Apesar de ser considerada uma cefaléia rara, com poucos casos publicados na literatura, esta cefaléia não é tão rara mas tem os seus critérios diagnósticos ignorados por muitos tornando-a ainda menos conhecida. Por muito tempo e ainda hoje, é confundida e diagnosticada incorretamente como cefaléia em salvas, neuralgia do trigêmeo, crise de sinusite e até migrânea ou enxaqueca. Embora pertença ao grupo da cefaléia em salvas ou "cluster
headache" na classificação atual, apresenta características diversas e um comportamento no tratamento que a inclui no grupo das cefaléias que respondem a uma única substância.
Como Reconhecer
Apresenta Típicas mas não obrigatoriamente, episódios de dor intensa na região do olho, têmpora, fronte e malar só de um lado, pode ser associada com fenômenos vasomotores faciais, tais como entupimento e/ou corrimento nasal,
lacremejamento, vermelhidão ocular.
A dor dura entre 5 e 45 minutos, aparecendo com uma frequência média de 7 a 22 vezes ao dia em dias seguidos ou com algum intervalo, ausência de auras visuais e idade média de início de aproximadamente 30 anos.
Existem pacientes que iniciam a sua hemicrania paroxística de forma aguda ou episódica apresentando períodos de remissão, pacientes que iniciam na forma episódica e evoluem para a forma crônica e aqueles que já iniciam seu quadro com dor por mais de 6 meses seguidos sem períodos de remissão espontânea. A dor dos episódios de hemicrania paroxística pode ser excruciante e severa ou até pulsátil e moderada.
Há ainda um outro tipo de dor em que os ataques no olho ou em volta dele foram associados com vermelhidão súbita, duração de 15 a 60 segundos e incidência de 5 a 30 vezes por hora. Estes ataques foram iniciados por movimentos de mastigação, do pescoço, ou até com a ingestão de frutas cítricas.
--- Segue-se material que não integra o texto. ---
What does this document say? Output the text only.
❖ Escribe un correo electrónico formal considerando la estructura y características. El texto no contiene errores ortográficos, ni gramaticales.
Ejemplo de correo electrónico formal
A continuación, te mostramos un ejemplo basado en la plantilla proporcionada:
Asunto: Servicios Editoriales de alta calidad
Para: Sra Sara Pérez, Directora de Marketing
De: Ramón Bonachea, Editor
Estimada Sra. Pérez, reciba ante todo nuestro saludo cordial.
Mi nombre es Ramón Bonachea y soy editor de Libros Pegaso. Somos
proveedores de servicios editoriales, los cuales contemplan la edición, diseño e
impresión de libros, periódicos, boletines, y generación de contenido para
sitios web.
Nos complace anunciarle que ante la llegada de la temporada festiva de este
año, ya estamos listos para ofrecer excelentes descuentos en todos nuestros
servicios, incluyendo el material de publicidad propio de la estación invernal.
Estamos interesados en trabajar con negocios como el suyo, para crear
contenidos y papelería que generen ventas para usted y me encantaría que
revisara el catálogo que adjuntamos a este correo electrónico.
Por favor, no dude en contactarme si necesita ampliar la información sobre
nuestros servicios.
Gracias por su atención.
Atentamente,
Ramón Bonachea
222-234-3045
Estas dores com estas características foram chamadas de
Sunct Syndrome (Short lasting unilateral neuralgiform headache with conjunctival infiltration and
tearing).
Quem sofre de Hemicrania Paroxística?
Contrariamente às cefaléias em salvas que acometem muito mais homens do que mulheres, a hemicrania paroxística é mais incidente em mulheres, chegando a uma proporção de 5 a 8 mulheres para cada homem.
Tratamento
É interessante notar que, a hemicrania paroxística crônica (ou a aguda também) apresenta a característica peculiar de só responder a uma substância usada como analgésico ou
antiinflamatório denominada indometacina. Esta substância, quando tomada de forma correta e considerando as precauções e restrições que o seu médico conhece, provoca o inteiro desaparecimento dos episódios de dor enquanto é utilizada, havendo casos de pacientes que reapresentam as crises de cefaléia ao suspenderem o seu uso, obrigando o médico responsável a realizar "ciclos"de tratamento com a referida medicação. A hemicrania paroxística crônica é um tipo raro de dor de cabeça, logo, o tratamento para este tipo de dor de cabeça é a prescrição,
realizada por médico e após avaliação clínica, da
indometacina, em doses variáveis em função de cada caso.